Penalty term in the loss — forces λ to fuse unit-conversion with preference and breaks the [0,1] invariant. Revisit only if the binary budget proves too coarse (the "won't economize within budget" gap).
Pareto / multi-objective — no single best_loss; that's the spine of the compounding accept rule. It's a rewrite, not an extension.

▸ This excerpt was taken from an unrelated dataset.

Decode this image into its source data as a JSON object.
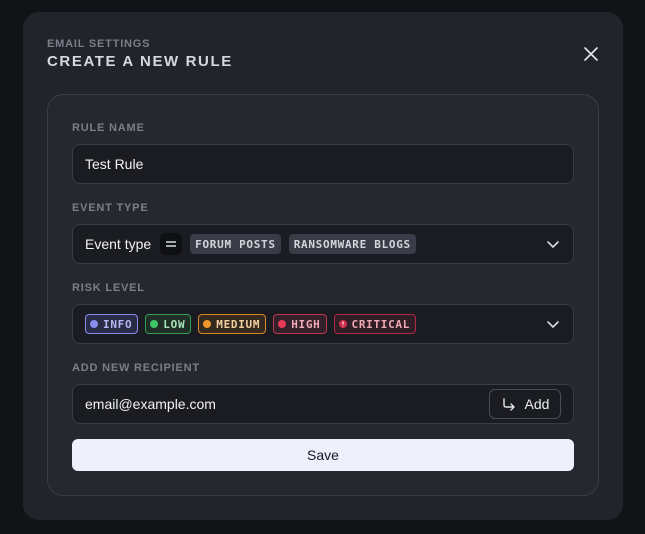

Latency gating by default if it proves noisy — fall back to recording it and gating cost only, rather than shipping a flaky gate.

Open Questions¶

Latency aggregate: mean (simple, less noisy to explain) vs p95 (SLA-meaningful but needs more runs)? MVP leans mean.
Cache-token pricing: fold cache_read/cache_creation at their own rates, or approximate into prompt rate for v1?
Where does the price table live — inline in agent.yaml under evaluations.optimizer.budget.prices, or a shared ~/.holodeck price file referenced by path?